Construction is continuing to progress on the residential conversion of the 90-year-old One Wall Street, a 564-foot-tall Art Deco skyscraper in the Financial District. Developed by Macklowe Properties, the project is expected to cost $1.5 billion and also features an exterior addition designed by SLCE Architects. The undertaking is the largest office-to-residential conversion in New York City history and will feature 566 new units with sales handled and marketed by Compass, as well as a new 44,000-square-foot Whole Foods Market and a Life Time fitness center on the lower levels. The site is bound by Broadway to the west, Wall Street to the north, New Street to the east, and Exchange Place to the south.
New renderings have been released for 343 Madison Avenue, a proposed 1,050-foot-tall office supertall in Midtown East. Designed by Kohn Pedersen Fox and developed by Boston Properties, the 753,120-square-foot structure would contain 748,618 square feet of office space, 2,130 square feet of retail space, and 2,372 square feet that will connect below grade to the future East Side Access project with subterranean circulation paths toward Grand Central Terminal. The building is planned to rise in place of the former Metropolitan Transportation Authority headquarters on half of the block between Madison and Vanderbilt Avenues and East 44th and 45th Streets.
The last exterior touches are going up on 130 William Street, an 800-foot-tall residential skyscraper in the Financial District. Designed by David Adjaye of Adjaye Associates and developed by Lightstone with Hill West Architects as the architect of record, the 66-story edifice will yield 242 units marketed by Corcoran Sunshine. Prices are expected to range from around $1,300,000 for a one-bedroom apartment to $20,000,000 for a four-bedroom, full-floor penthouse. The building’s main entrance is located on William Street, along with street frontage lining Fulton Street to the north.
Steel assembly work is now complete on the Ronald O. Perelman Performing Arts Center with the installation of the final beam this past week at the Financial District site. Designed by REX with Davis Brody Bond Architects as the executive architect and developed by an independent non-profit company called The Perelman, the 138-foot-tall cubic performance space stands at the northern end of the original 16-acre World Trade Center complex, bound by Greenwich Street to the east, Vesey Street to the north, Fulton Street to the south, and Skidmore Owings & Merrill‘s One World Trade Center to the west.

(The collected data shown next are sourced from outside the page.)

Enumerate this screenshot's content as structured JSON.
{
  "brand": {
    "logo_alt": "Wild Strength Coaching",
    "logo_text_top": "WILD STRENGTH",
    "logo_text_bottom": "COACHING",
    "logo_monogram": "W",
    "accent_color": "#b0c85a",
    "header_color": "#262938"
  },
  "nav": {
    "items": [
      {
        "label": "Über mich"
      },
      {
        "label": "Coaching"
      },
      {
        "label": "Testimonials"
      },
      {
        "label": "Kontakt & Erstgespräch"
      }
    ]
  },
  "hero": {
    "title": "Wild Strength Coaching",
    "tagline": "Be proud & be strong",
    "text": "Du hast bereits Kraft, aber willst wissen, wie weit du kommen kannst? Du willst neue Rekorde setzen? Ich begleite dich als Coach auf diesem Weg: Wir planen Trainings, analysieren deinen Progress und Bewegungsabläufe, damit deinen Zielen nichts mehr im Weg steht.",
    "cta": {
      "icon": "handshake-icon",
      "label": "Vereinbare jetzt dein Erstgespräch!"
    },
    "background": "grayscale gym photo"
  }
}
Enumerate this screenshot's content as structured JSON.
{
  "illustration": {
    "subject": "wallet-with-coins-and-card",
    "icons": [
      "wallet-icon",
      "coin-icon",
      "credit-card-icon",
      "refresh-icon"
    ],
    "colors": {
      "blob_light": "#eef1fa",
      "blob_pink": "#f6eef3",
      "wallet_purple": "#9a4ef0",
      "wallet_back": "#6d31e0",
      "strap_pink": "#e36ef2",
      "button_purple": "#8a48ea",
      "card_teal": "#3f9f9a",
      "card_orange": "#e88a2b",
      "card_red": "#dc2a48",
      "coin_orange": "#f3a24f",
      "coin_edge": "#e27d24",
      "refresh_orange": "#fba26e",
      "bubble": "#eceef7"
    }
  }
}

Work is progressing on 100 Pearl Street, a project to renovate the lower floors of the mixed-use Financial District building to an expanded, more pedestrian-friendly arcade, as well as upgrades at the roof level. Alternately addressed as 7 Hanover Square, the overhaul is being designed by S9 Architecture and developed by GFP Real Estate and will feature 1,450 square feet of indoor public space plantings, 10 to 18 food and beverage retailers, at least two new retail shops on Pearl Street and at least two on Water Street, kiosks, 167 new seats, and new lobby space.